Increased bear sightings don't faze campers
CAMDEN COUNTY —
A camping couple on Wednesday said increased bear sightings are a reminder to keep food locked up when you're outdoors.
Beth and Mike Yancey live in De Soto, where a black bear wandered through a Wal-Mart parking lot four years ago. Beth said she drove past the store mere minutes after the sighting.
"It's their territory. It's their place to be," she said.
Mike said he's gotten even closer. While hiking in the Great Smoky Mountains a few years ago, he ran into a black bear sow and her cub.
"Once she got the little cub clear of me, she came back down on a rock and started clapping her teeth," he said.
Mike got away without incident. After seeing another bear on his way back to the car, he said he abandoned any further hiking plans that day.
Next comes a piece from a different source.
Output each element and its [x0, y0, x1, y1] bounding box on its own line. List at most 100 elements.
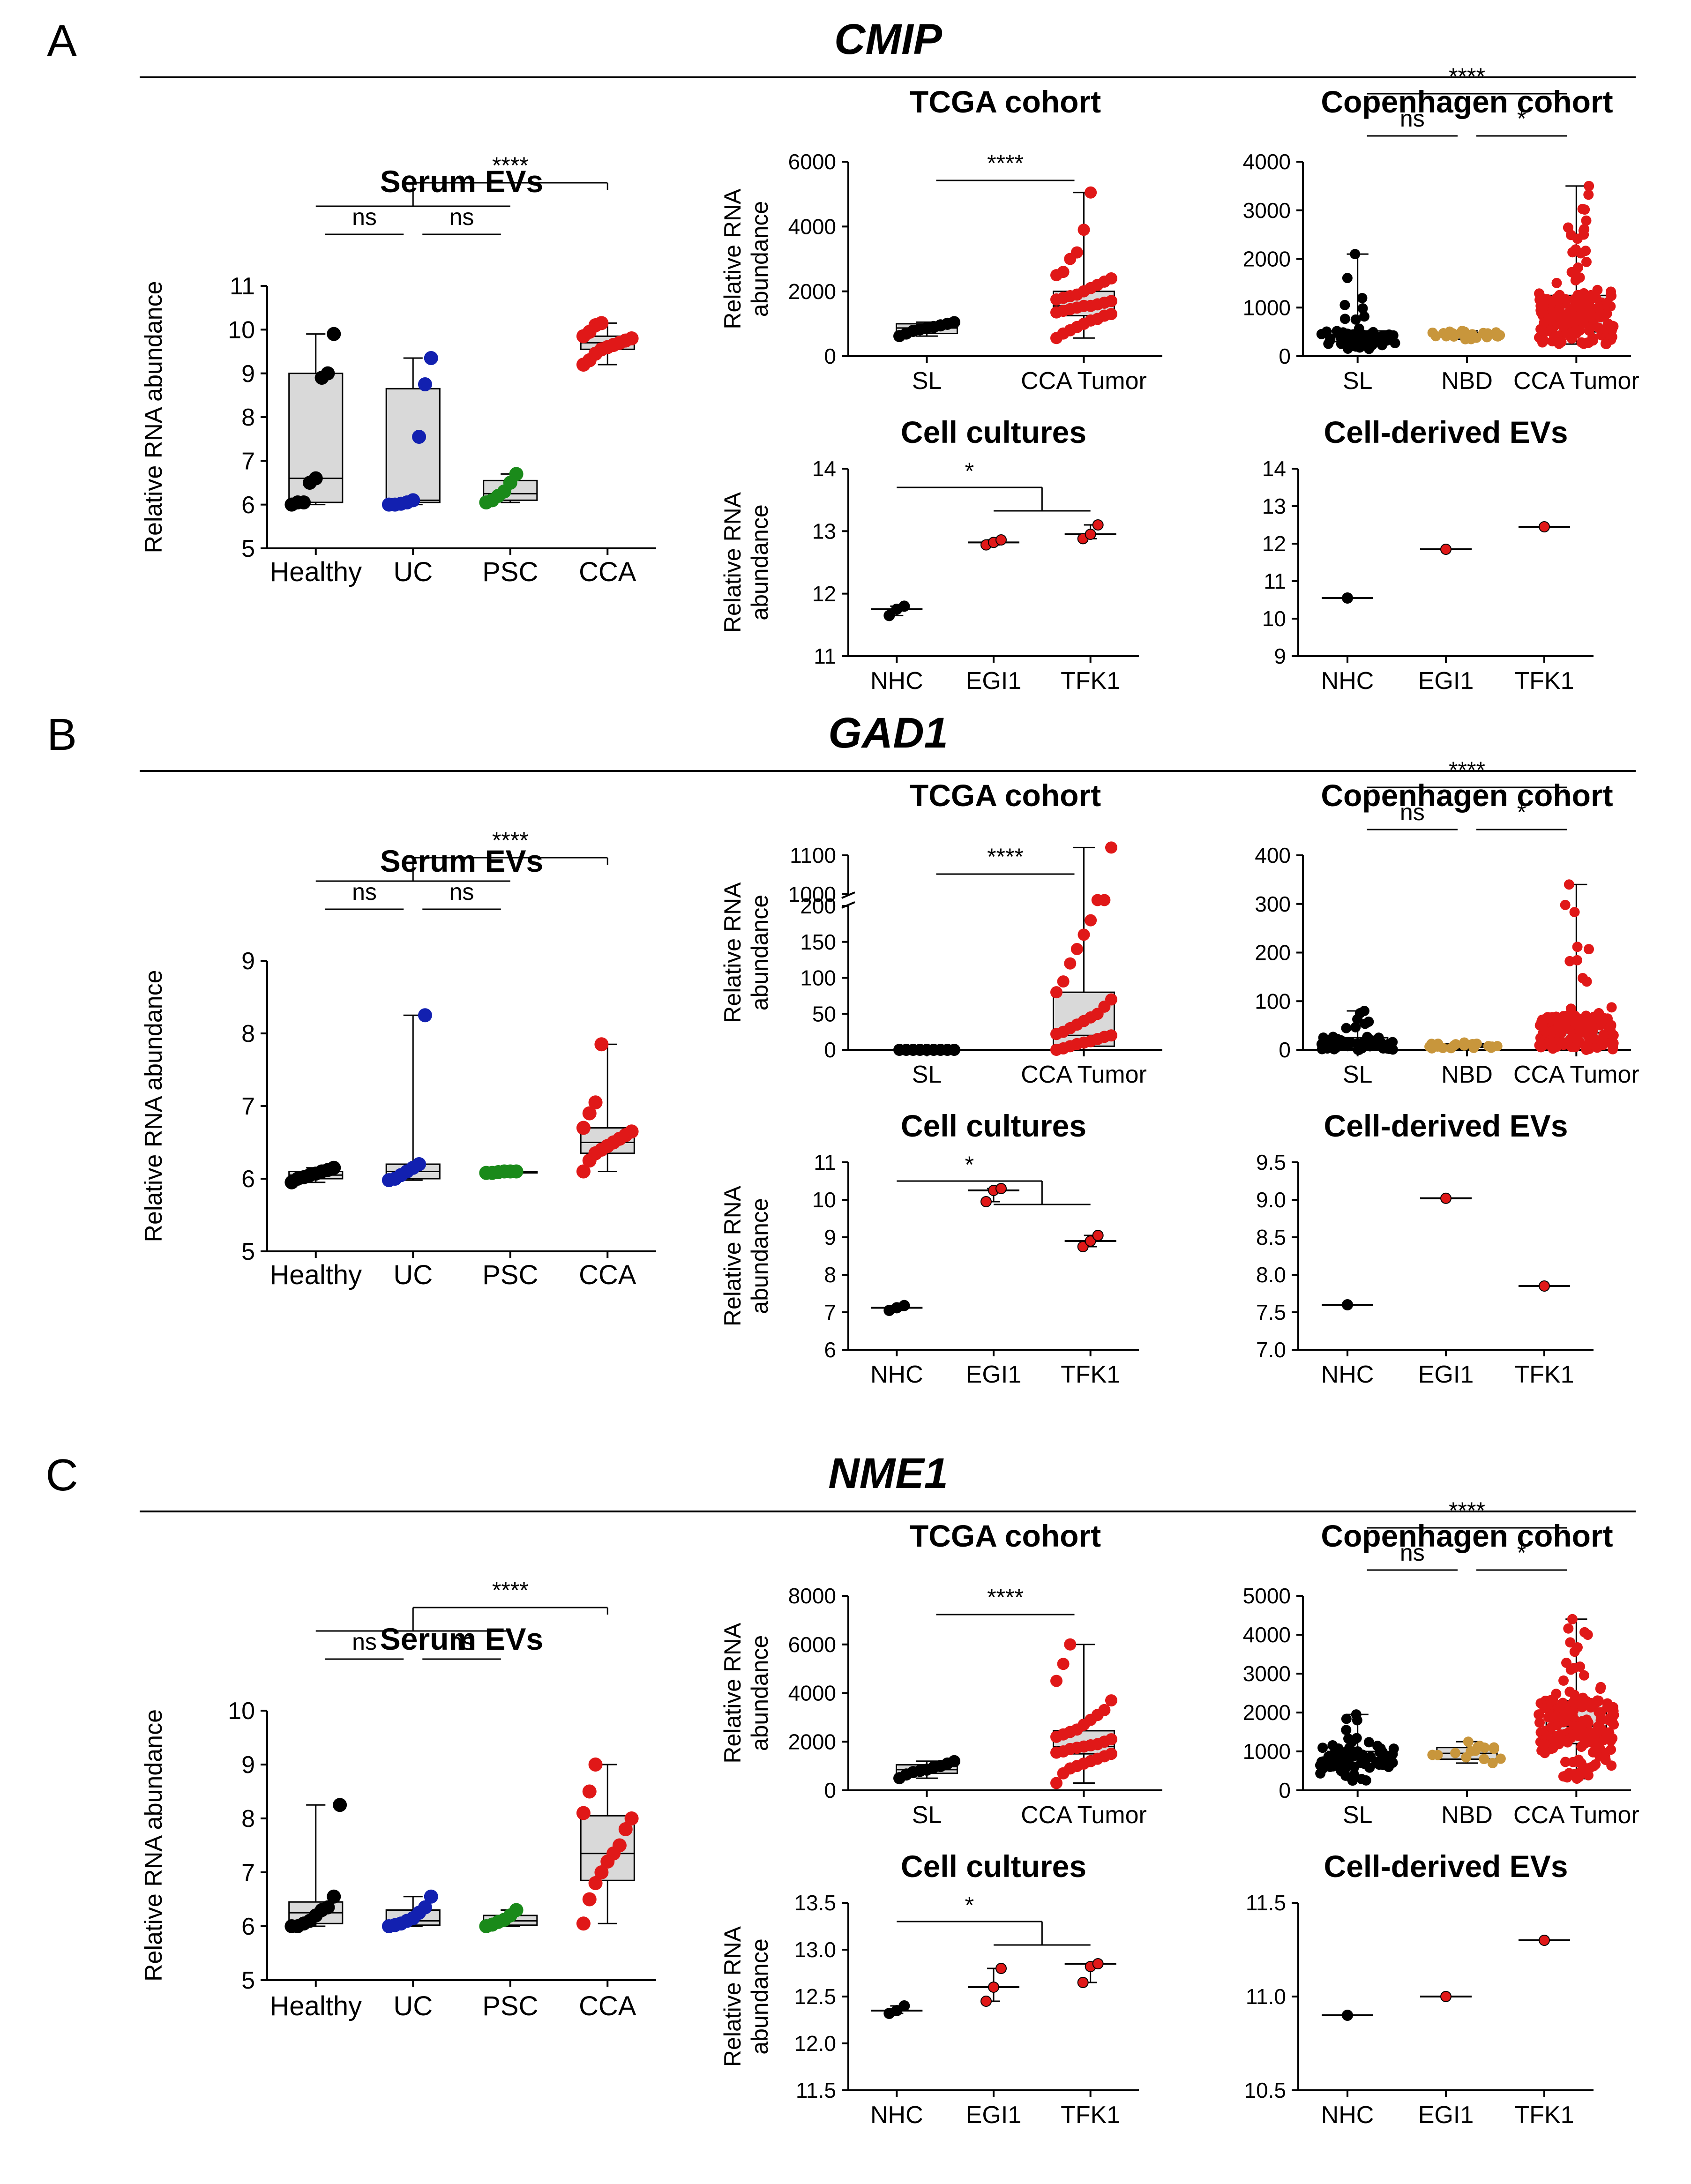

As many as three black bears have been spotted in different parts of the state since the start of the week. A bear was found dead near Van Buren on Sunday, and one or two bears wandered through a mobile home park south of St. Louis on Monday.
The Department of Conservation said the state's bear population is increasing, but the mating season is the main cause of the recent spate of sightings. The department estimates about 300 bears live in Missouri, mostly south of Interstate 44.
Camping at Lake of the Ozarks State Park Wednesday evening, the Yanceys said they're not concerned by the increased sightings. They said the main thing is to avoid causing a conflict. Beth said they always bring a metal lockbox for their food or keep it in their camper.
"Make sure that you don't leave anything out," she said.
"Don't entice them."
The Department of Conservation said if a bear wanders through your campsite, yell and wave your arms to scare the bear away. If the bear acts aggressive or does not leave, slowly back away and call authorities.